What I find so many immigrant families doing, including my own, is coming to the US with the expectation that their lives will continue to be the same here as in their home country. I can understand the reason for this. There’s nothing else but their home country that they have to compare to. Yet, this is simply not the case. America is made up of so many fabrics which is what makes her so beautiful.


The Rahami family came to the US under political asylum and opened up a restaurant with the name First American Fried Chicken as a tribute to the United States. This shows gratitude and appreciation, for sure. But when Ahmad Rahami began a relationship in high school with a Dominican girl, Maria, his father, Mohammad, didn’t approve.
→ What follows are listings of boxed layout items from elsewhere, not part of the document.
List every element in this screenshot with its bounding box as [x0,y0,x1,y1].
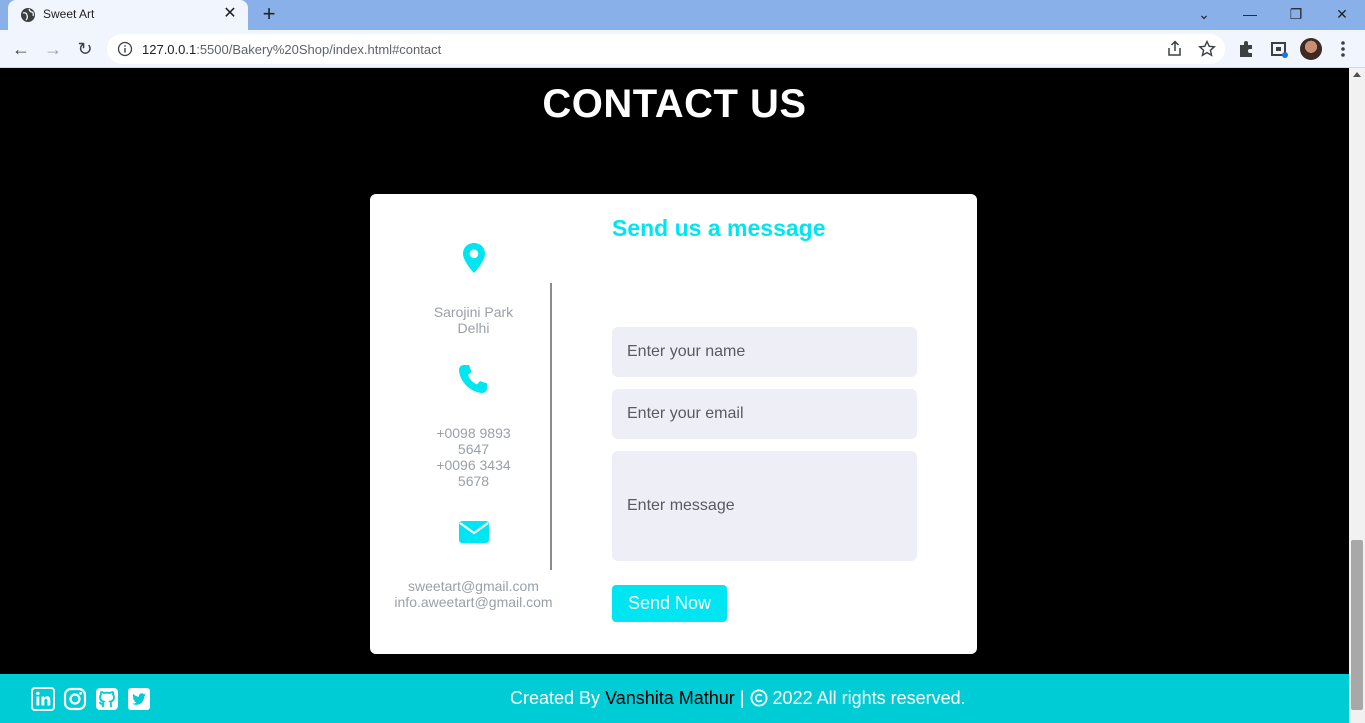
location-pin-icon [463,243,485,273]
name-input[interactable] [612,327,917,377]
reload-button[interactable]: ↻ [72,36,98,62]
send-now-button[interactable]: Send Now [612,585,727,622]
email-input[interactable] [612,389,917,439]
address-line-1: Sarojini Park [433,304,514,320]
contact-info-column: Sarojini Park Delhi +0098 9893 5647 +009… [370,194,577,654]
page-title: CONTACT US [542,82,807,126]
phone-line-2: 5647 [457,441,490,457]
reading-list-icon[interactable] [1268,38,1290,60]
tab-close-icon[interactable]: ✕ [220,4,240,24]
github-icon[interactable] [95,687,119,711]
linkedin-icon[interactable] [31,687,55,711]
phone-line-4: 5678 [457,473,490,489]
restore-button[interactable]: ❐ [1273,0,1319,30]
tab-title: Sweet Art [43,7,95,21]
phone-icon [459,365,487,393]
tab-search-button[interactable]: ⌄ [1181,0,1227,30]
contact-card: Sarojini Park Delhi +0098 9893 5647 +009… [370,194,977,654]
forward-button[interactable]: → [40,36,66,62]
site-info-icon[interactable] [117,41,133,57]
page-scrollbar[interactable] [1349,68,1365,723]
close-window-button[interactable]: ✕ [1319,0,1365,30]
author-name[interactable]: Vanshita Mathur [605,688,735,708]
footer-credits: Created By Vanshita Mathur | 2022 All ri… [510,688,966,708]
new-tab-button[interactable]: + [256,2,282,28]
vertical-divider [550,283,552,570]
browser-tab-strip: Sweet Art ✕ + ⌄ — ❐ ✕ [0,0,1365,30]
more-menu-icon[interactable] [1334,38,1352,60]
profile-avatar[interactable] [1300,38,1322,60]
phone-line-1: +0098 9893 [436,425,511,441]
form-title: Send us a message [612,215,826,241]
page-viewport: CONTACT US Sarojini Park Delhi +0098 989… [0,68,1349,723]
phone-line-3: +0096 3434 [436,457,511,473]
browser-toolbar: ← → ↻ 127.0.0.1:5500/Bakery%20Shop/index… [0,30,1365,68]
scroll-up-arrow-icon[interactable] [1353,72,1361,77]
bookmark-star-icon[interactable] [1197,39,1217,59]
envelope-icon [459,521,489,543]
url-text: 127.0.0.1:5500/Bakery%20Shop/index.html#… [142,42,442,57]
back-button[interactable]: ← [8,36,34,62]
page-footer: Created By Vanshita Mathur | 2022 All ri… [0,674,1349,723]
scrollbar-thumb[interactable] [1351,540,1363,710]
email-line-2: info.aweetart@gmail.com [394,594,553,610]
address-bar[interactable]: 127.0.0.1:5500/Bakery%20Shop/index.html#… [107,34,1225,64]
twitter-icon[interactable] [127,687,151,711]
email-line-1: sweetart@gmail.com [408,578,539,594]
copyright-icon [750,689,768,707]
instagram-icon[interactable] [63,687,87,711]
address-line-2: Delhi [457,320,490,336]
globe-icon [21,8,35,22]
extensions-puzzle-icon[interactable] [1236,38,1258,60]
minimize-button[interactable]: — [1227,0,1273,30]
share-icon[interactable] [1165,39,1185,59]
message-textarea[interactable] [612,451,917,561]
browser-tab[interactable]: Sweet Art ✕ [8,0,248,30]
He felt that the relationship with the girl was a disturbing influence of American culture. He ordered his son to travel to Afghanistan and Pakistan, and it was after these trips people noticed a change in Ahmad and that he became more serious about his religion. There is nothing inherently wrong with getting more serious about one’s religion, but I, personally, get uncomfortable when it is forced. And it feels like Mr. Rahami forced his son to fit a mold that only he saw fit.
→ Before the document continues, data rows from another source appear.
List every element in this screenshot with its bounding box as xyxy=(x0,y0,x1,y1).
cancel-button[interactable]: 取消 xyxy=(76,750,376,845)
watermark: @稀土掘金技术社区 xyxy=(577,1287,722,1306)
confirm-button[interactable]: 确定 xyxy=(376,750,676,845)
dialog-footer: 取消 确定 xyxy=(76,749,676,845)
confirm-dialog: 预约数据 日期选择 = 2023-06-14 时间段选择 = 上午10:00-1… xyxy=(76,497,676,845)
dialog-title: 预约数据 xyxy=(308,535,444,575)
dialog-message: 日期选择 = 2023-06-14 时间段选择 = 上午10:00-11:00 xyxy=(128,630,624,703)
“Born in Afghanistan in 1988, Ahmad had come to the US as a small child and rapidly inhaled American culture. [He] developed a passion for rap music, souped up cars and motorcycles…[and] favored tight jeans and fashionable t-shirts.” [1] Now, imagine growing up in one country and then being forced to go back to a country where the only connection you have to it is through your parents who themselves have not lived there for over 15 years. A lot can change in 15 years.
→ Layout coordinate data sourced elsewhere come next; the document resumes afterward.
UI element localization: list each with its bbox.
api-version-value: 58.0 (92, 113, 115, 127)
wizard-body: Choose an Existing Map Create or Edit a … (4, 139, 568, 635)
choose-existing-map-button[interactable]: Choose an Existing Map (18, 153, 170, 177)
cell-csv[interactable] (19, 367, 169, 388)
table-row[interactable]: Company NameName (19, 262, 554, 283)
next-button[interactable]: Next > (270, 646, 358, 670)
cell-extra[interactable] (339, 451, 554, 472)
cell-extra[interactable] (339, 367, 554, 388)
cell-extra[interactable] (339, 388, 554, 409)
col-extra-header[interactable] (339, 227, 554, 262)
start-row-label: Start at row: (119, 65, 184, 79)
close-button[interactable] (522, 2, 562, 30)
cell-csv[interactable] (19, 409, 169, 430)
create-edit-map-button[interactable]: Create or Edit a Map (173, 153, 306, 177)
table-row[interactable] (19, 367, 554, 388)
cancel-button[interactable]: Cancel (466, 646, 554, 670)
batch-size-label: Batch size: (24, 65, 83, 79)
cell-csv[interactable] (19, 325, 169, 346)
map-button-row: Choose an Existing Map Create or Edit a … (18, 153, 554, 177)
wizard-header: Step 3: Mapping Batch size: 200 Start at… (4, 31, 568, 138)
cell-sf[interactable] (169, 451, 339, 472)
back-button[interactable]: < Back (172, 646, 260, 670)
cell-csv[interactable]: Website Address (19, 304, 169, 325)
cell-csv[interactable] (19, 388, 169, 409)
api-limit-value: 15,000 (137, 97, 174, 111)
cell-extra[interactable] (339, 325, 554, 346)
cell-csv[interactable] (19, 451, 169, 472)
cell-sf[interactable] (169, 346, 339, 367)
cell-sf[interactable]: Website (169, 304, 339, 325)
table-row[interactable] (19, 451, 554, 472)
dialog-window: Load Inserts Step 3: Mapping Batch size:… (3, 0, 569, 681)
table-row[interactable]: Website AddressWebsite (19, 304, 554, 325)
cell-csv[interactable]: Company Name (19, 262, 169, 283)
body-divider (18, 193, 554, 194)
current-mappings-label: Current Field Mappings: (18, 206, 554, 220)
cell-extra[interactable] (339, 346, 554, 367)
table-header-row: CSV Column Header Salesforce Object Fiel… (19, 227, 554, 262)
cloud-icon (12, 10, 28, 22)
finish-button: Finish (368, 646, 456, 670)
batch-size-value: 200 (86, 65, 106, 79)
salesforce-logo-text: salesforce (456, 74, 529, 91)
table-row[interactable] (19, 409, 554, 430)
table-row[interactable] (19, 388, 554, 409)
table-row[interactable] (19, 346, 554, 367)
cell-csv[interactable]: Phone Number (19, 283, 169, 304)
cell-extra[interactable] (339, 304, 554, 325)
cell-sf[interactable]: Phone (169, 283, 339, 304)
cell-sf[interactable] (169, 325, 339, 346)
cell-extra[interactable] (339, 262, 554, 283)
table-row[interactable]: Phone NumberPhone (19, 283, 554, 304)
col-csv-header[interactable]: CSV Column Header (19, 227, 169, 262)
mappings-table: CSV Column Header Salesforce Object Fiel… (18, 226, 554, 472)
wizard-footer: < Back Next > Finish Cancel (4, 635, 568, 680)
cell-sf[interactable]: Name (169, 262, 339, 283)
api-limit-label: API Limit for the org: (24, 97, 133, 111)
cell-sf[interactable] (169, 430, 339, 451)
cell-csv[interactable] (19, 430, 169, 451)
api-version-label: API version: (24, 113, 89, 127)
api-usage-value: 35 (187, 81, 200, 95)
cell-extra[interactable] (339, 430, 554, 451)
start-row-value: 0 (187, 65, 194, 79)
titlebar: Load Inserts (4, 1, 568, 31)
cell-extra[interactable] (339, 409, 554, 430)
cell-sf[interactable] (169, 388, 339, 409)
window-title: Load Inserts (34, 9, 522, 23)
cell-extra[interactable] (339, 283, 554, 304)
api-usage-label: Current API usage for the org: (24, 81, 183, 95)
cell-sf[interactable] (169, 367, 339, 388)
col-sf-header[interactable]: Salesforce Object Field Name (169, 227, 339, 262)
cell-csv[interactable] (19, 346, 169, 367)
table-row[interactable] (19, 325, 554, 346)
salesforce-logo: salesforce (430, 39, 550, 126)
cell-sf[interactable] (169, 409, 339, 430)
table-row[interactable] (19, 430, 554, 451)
It was when Ahmad was 19 that he and Maria had a baby girl and his father refused to see the baby. Eventually, Maria broke it off with Ahmad and his heart broke. After the break-up, his relationship with his father was strained which isn’t surprising. Ahmad may have put himself in his father’s mold, but he is still a product of the influences that he experienced growing up in America, not Afghanistan. He was put in a position to deny who he was and what he wanted.

At the heart of all of this, is the failure on the part of the father (and maybe both parents) to acknowledge that the US is not Afghanistan. By bringing a family here, there are only so many rituals and traditions that one will be able to hold on to. The children who grow up in the US will have a different set of influence which will make their journey quite different from the one they would’ve had in their home country. This lack of acceptance on the part of the Rahami family has caused a town in New Jersey to fracture, a little girl to lose her father, a man to probably spend most of his life in an American jail, and a family torn apart. A family that probably left Afghanistan in the hope of escaping sadness and despair.
Keeping one’s culture alive is important. I am living proof of this. But it’s important to understand that culture is fluid, even within one's own culture. My daughters will not grow up with the exact same Lithuanian (American) culture as I did, and that’s OK because it is a different set of influences that surrounds them making their journey a different from the one I had. This will only help mold and shape them into the human beings they are meant to be.

1. Demick, Barbara (2016, September 25). Tolerance obscured imminent tragedy. Los Angeles Times, p. A12.